The fiscal cost of the descendants of immigrants born in the United States complicates the matter, but including them still produces a positive fiscal impact over the next 30 years. Including the descendants of a high school dropout immigrant who enters at age 25 still results in $57,000 more in taxes paid than benefits consumed. For an immigrant who ultimately earns a graduate degree, the positive contribution drops to about $1.1 million.
Age, increasing education, and lower consumption of government benefits are the three main reasons why immigrants pay more in taxes than they receive in benefits. More than 60 percent of immigrants are in the prime working ages of 25–54, when welfare use is lowest and their tax payments from employment are highest. By comparison, just 38 percent of native-born Americans are in their prime working age.

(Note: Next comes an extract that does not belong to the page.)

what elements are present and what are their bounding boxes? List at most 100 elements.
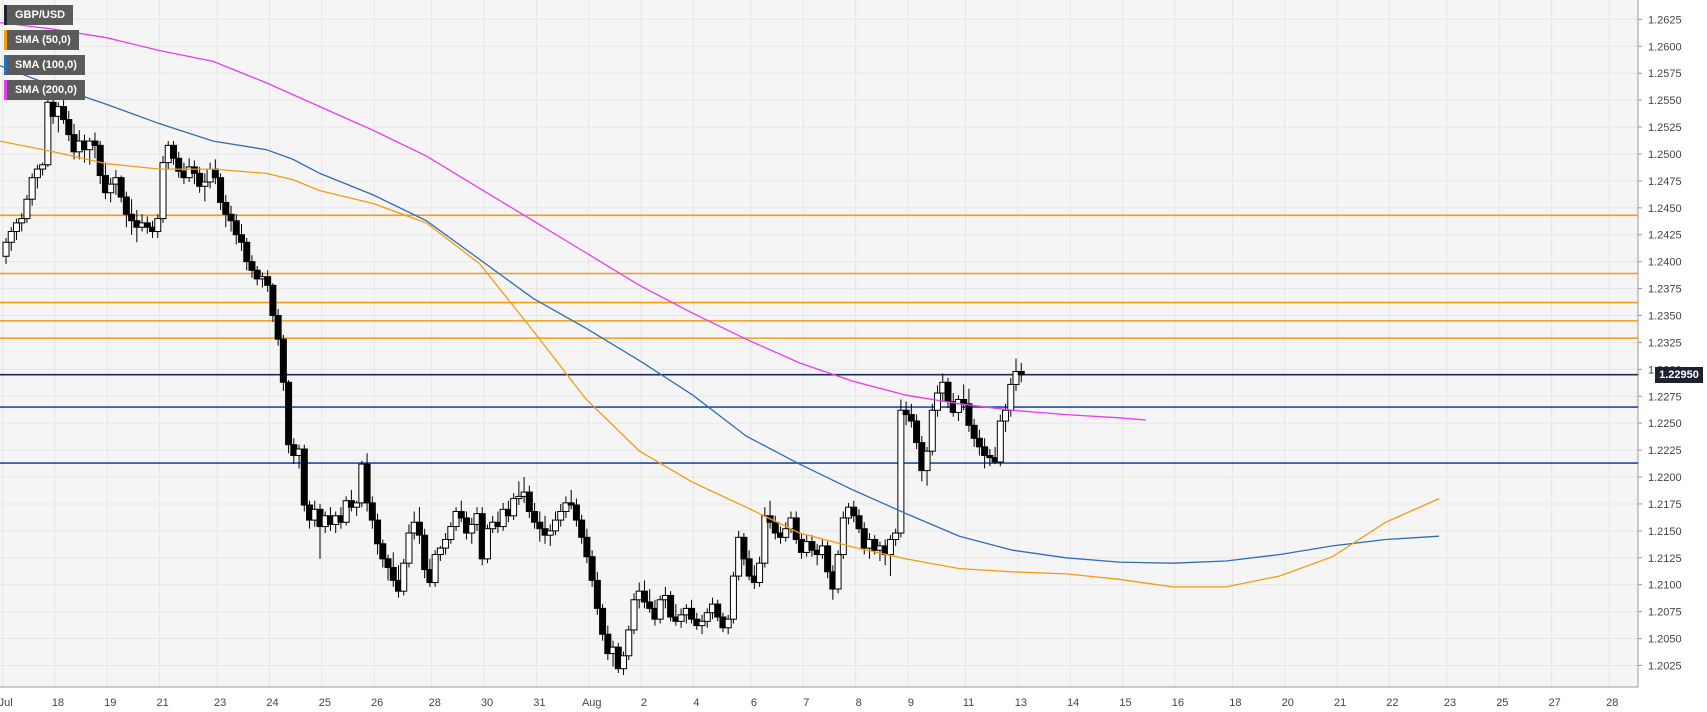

Immigrants are also more educated than ever, earning higher wages and paying higher taxes as a result. For instance, immigrants and native-born Americans under age 27 have almost identical levels of education. Yet, in 2013, immigrants showed less education than natives when they were 18.
Lastly, immigrants consume fewer government benefits than the second and third-plus generations of native-born Americans. Immigrants, on average, consume fewer benefits than third-plus generation Americans at every age except between the ages of 5 and 17.
The difference is most dramatic for old age entitlement programs, where immigrants aged 65 and older consume an average of over $110,000 less than third-plus generation Americans from age 65 to 80 and about $76,000 less than the second-generation Americans. Government restrictions on welfare for new immigrants can explain some of this difference.
Increasing legal immigration at every skill level, especially younger immigrants who are highly educated, will help the government balance its books. Boosting legal immigration will not entirely solve America’s fiscal problems, but doing so will bump up tax revenues without higher tax rates. Congress will have to moderate spending and reform near-insolvent entitlement programs no matter what happens to legal immigration, but liberalizing immigration will increase revenue without increasing taxes. It’s time for immigration to be part of the fiscal debate.